Mesocrystalline calcium silicate hydrate: a bioinspired route towards elastic concrete materials.

Calcium silicate hydrate (C-S-H) is the binder in concrete, the most utilized synthetic material in the world. The main weakness of concrete is the lack of elasticity and poor flexural strength considerably limiting its potential making reinforcing steel constructions necessary. Although the properties of C-S-H could be significantly improved in organic hybrids, the full potential of this approach could not be reached because of the random C-S-H nanoplatelet structure. Taking inspiration from a sea urchin spine with highly-ordered nanoparticles in the biomineral mesocrystal, we report a bio-inspired route towards a C-S-H mesocrystal with highly aligned C-S-H nanoplatelets interspaced with a polymeric binder. A material with a bending strength similar to Nacre is obtained outperforming all C-S-H based materials known to date.

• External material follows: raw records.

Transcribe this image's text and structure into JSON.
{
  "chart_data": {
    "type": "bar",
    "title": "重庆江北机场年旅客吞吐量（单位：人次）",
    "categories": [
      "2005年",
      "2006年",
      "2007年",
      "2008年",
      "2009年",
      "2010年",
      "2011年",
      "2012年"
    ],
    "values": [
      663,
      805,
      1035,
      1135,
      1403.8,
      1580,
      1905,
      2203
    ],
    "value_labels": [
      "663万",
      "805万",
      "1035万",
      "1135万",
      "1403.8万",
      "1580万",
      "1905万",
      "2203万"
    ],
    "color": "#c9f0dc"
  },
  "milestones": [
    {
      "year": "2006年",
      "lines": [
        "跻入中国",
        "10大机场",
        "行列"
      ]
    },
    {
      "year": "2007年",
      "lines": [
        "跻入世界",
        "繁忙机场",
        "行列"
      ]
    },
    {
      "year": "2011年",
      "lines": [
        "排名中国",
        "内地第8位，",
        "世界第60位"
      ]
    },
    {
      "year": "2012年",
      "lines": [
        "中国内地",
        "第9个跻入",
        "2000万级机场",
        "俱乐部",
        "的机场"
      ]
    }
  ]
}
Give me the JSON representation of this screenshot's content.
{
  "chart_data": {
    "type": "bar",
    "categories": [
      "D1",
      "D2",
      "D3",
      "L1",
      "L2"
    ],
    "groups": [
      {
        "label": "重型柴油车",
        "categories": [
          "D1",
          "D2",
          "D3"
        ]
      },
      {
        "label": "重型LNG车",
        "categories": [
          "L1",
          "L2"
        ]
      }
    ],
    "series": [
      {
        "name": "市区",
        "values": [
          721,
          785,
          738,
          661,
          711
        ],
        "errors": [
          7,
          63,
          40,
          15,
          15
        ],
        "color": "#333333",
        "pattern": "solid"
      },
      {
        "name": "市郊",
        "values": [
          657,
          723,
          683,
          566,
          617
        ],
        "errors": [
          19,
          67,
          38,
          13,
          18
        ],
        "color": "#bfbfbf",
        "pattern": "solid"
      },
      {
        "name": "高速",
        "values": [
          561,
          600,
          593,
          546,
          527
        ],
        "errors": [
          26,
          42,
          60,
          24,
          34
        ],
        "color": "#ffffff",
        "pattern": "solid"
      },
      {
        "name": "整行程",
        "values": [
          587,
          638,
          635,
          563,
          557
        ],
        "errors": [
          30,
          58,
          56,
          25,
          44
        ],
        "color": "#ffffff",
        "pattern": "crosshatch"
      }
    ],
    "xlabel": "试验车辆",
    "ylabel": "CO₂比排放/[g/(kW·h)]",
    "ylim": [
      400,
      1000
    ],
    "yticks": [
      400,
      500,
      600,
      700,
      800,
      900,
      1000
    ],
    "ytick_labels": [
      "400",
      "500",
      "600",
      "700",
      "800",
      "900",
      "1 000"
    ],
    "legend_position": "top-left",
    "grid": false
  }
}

This strategy could greatly benefit to future construction processes as fracture toughness and elasticity of brittle cementitious materials can be largely enhanced on the nanoscale.

Author: A. Picker, L. Nicoleau, Z. Burghard, J. Bill, I. Zlotnikov, C. Labbez, A. Nonat, H. Coelfen

Section: New materials

Keywords: concrete, calcium silicate hydrate, elasticity, flexural strength, mesocrystal, highly-ordered nanoparticles, polymeric binder.